There’s a fine line between love and hate. Everybody wants to listen to rap and hip hop music, but nobody wants to be racially profiled or shot by the police. We live in a world where the Kardashians represent “perfection,” but where do we draw the line between culture appropriation and culture appreciation?
The boundaries are simple: don’t wear a Native American headdress if you are not Native American. Don’t ever say the N word. Don’t embrace someone’s culture only to disrespect it behind closed doors. The fact that we must gather a list of dos and don’ts shows just how saturated today’s society is in the glorification of oppression. Feel free to express yourself, but refrain from doing so in a way that could potentially hurt or offend someone else’s culture.

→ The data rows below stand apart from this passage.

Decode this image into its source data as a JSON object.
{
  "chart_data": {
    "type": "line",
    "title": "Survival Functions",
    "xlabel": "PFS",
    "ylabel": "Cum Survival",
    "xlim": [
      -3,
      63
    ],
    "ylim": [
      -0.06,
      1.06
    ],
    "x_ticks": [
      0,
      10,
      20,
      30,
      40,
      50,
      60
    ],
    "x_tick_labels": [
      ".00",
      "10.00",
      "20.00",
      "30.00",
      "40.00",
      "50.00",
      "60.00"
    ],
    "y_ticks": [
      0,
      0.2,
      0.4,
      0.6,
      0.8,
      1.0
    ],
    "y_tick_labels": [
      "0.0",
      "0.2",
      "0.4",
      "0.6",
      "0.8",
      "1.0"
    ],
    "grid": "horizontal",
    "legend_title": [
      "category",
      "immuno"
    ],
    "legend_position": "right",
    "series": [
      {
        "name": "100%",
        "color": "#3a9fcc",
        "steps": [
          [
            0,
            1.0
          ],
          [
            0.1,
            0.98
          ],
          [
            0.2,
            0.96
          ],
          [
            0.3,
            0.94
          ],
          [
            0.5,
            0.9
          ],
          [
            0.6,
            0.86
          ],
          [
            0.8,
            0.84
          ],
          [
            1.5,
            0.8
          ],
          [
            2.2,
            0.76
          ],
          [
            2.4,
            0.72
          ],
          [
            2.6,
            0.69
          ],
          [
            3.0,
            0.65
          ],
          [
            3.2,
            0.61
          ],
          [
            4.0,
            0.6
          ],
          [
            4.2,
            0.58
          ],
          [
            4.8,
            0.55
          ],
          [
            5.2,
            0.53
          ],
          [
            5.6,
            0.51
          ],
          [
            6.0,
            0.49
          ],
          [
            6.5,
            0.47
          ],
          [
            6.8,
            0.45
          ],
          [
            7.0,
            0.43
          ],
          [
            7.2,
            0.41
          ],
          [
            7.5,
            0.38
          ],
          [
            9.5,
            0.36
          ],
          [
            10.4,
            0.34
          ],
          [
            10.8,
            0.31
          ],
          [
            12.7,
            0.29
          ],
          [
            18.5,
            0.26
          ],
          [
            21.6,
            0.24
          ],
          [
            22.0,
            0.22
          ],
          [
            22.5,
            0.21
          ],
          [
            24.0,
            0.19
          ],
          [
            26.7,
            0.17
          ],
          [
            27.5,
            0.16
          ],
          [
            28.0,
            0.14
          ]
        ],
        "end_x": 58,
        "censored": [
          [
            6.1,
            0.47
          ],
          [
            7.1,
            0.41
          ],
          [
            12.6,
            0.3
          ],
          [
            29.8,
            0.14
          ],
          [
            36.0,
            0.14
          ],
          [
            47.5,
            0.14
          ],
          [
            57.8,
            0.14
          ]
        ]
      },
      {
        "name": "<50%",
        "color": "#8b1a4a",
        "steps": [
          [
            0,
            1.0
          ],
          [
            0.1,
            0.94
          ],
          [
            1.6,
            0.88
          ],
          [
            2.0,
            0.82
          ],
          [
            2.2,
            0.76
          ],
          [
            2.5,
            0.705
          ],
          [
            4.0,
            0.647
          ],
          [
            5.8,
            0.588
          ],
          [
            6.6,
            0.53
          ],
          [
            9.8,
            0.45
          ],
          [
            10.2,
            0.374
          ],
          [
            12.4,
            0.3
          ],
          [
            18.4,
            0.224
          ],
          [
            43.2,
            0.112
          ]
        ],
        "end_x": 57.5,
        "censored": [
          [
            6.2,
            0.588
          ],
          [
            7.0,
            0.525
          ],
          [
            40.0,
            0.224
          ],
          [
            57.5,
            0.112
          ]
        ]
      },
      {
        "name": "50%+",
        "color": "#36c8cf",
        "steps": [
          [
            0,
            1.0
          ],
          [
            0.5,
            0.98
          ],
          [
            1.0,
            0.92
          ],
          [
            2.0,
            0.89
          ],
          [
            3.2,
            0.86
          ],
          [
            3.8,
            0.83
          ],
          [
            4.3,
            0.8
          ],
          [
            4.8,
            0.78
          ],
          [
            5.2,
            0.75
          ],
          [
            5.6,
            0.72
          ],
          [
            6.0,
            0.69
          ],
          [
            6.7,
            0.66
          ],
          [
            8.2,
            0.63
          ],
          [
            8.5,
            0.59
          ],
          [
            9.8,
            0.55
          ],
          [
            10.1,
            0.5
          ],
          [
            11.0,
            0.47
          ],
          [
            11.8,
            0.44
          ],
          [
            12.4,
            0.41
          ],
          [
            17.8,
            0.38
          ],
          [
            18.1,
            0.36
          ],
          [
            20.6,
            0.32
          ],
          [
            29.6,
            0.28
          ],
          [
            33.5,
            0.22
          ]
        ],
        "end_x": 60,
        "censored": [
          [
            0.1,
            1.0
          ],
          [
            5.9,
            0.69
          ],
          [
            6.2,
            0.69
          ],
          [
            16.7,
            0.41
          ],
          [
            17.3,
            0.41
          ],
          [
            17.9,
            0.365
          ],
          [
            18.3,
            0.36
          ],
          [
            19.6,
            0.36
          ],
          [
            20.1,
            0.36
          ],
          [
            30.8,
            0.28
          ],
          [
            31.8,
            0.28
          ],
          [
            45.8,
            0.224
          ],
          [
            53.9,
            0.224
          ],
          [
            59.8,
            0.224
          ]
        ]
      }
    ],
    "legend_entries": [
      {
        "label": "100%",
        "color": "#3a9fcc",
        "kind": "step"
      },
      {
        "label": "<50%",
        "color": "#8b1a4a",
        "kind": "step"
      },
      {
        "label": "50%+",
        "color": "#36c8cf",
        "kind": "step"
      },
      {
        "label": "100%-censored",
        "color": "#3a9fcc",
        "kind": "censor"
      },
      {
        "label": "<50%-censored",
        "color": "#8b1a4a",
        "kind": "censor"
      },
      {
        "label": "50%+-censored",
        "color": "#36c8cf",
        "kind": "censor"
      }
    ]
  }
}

This doesn’t mean that one cannot wear braids if she isn’t black, nor does it mean one cannot eat enchiladas if he isn’t Mexican. It simply means that to disrespect someone’s culture is wrong. The controversial new show on Netflix titled Dear White People does a great job of exploring and shedding light upon these common themes that are rarely discussed and often overlooked in today’s society.
American society tends to revolve around trends. One minute everyone is wearing Thrasher, the next every girl at school has Adidas All Stars. Why is it that the girl who wears sneakers with three stripes is socially acceptable, but the girl who wears chanclas gets made fun of? I’m not going to pretend like I’ve never worn Henna or eaten Pho, but I’m also not going to pretend like I’m Jewish just because I saw the HYFR music video.
Let’s keep in mind the most judgemental tend to be the same people who listen to rap music, eat burritos, and have statues of the Buddha in their home. Are you as confused as I am? The last time I checked, until a Caucasian posted it on social media, all those things were an underappreciated part of a minority culture. Sorry to burst your bubble my brothas and sistas, but Kylie Kardashian did not invent cornrows. American popular culture revolves around the objectification of minorites’ cultures.
You can have your backyard barbecue because quinceañeras and bar mitzvahs is where it’s at. It’s okay to embrace other cultures; just be sure to respect everyone’s heritage.